Kontrollierte Wiederherstellung

  1. Verifizierten Stand wählen, Pflichtgrund erfassen und Prepare restore ausführen.
  2. Der Worker prüft Dump und Archive und restauriert in eine Staging-Datenbank.
  3. Nach Schema-, Tabellen- und Archivreferenzprüfung folgt READY_FOR_APPROVAL.
  4. Ein Benutzer mit backup.restore bestätigt Approve production switch.
  5. Wartungsmodus wird aktiviert; Produktion wird als Rollback-Datenbank erhalten und das Staging kontrolliert aktiviert.
  6. Archive werden atomar vorbereitet und ersetzt; Fehler lösen die Rückschaltung aus.

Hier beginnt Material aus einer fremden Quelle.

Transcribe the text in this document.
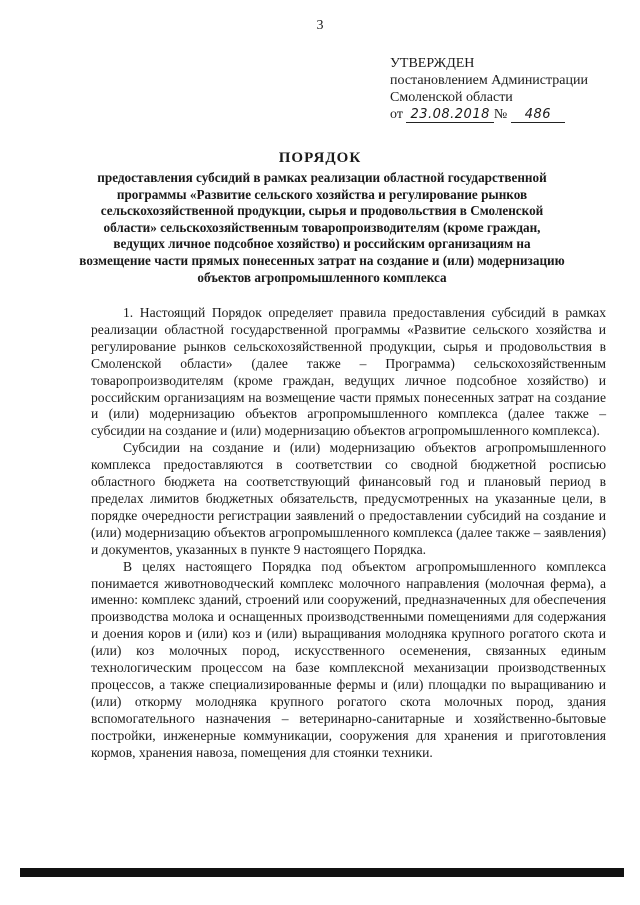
3
УТВЕРЖДЕН
постановлением Администрации
Смоленской области
от 23.08.2018 № 486
ПОРЯДОК
предоставления субсидий в рамках реализации областной государственной программы «Развитие сельского хозяйства и регулирование рынков сельскохозяйственной продукции, сырья и продовольствия в Смоленской области» сельскохозяйственным товаропроизводителям (кроме граждан, ведущих личное подсобное хозяйство) и российским организациям на возмещение части прямых понесенных затрат на создание и (или) модернизацию объектов агропромышленного комплекса

1. Настоящий Порядок определяет правила предоставления субсидий в рамках реализации областной государственной программы «Развитие сельского хозяйства и регулирование рынков сельскохозяйственной продукции, сырья и продовольствия в Смоленской области» (далее также – Программа) сельскохозяйственным товаропроизводителям (кроме граждан, ведущих личное подсобное хозяйство) и российским организациям на возмещение части прямых понесенных затрат на создание и (или) модернизацию объектов агропромышленного комплекса (далее также – субсидии на создание и (или) модернизацию объектов агропромышленного комплекса).

Субсидии на создание и (или) модернизацию объектов агропромышленного комплекса предоставляются в соответствии со сводной бюджетной росписью областного бюджета на соответствующий финансовый год и плановый период в пределах лимитов бюджетных обязательств, предусмотренных на указанные цели, в порядке очередности регистрации заявлений о предоставлении субсидий на создание и (или) модернизацию объектов агропромышленного комплекса (далее также – заявления) и документов, указанных в пункте 9 настоящего Порядка.

В целях настоящего Порядка под объектом агропромышленного комплекса понимается животноводческий комплекс молочного направления (молочная ферма), а именно: комплекс зданий, строений или сооружений, предназначенных для обеспечения производства молока и оснащенных производственными помещениями для содержания и доения коров и (или) коз и (или) выращивания молодняка крупного рогатого скота и (или) коз молочных пород, искусственного осеменения, связанных единым технологическим процессом на базе комплексной механизации производственных процессов, а также специализированные фермы и (или) площадки по выращиванию и (или) откорму молодняка крупного рогатого скота молочных пород, здания вспомогательного назначения – ветеринарно-санитарные и хозяйственно-бытовые постройки, инженерные коммуникации, сооружения для хранения и приготовления кормов, хранения навоза, помещения для стоянки техники.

  7. Der vorherige Datenbankstand bleibt sieben Tage erhalten.

Danach Anmeldung, Worker-Heartbeat, Import, DDD-Ausgabe, Finanz- und Aktenarchive sowie eine neue Sicherung prüfen. Für UNC/gMSA, OAuth, große Datenmengen und absichtliche Netzwerkabbrüche bleibt die Abnahme auf einer kundennahen Windows-Server-VM Pflicht.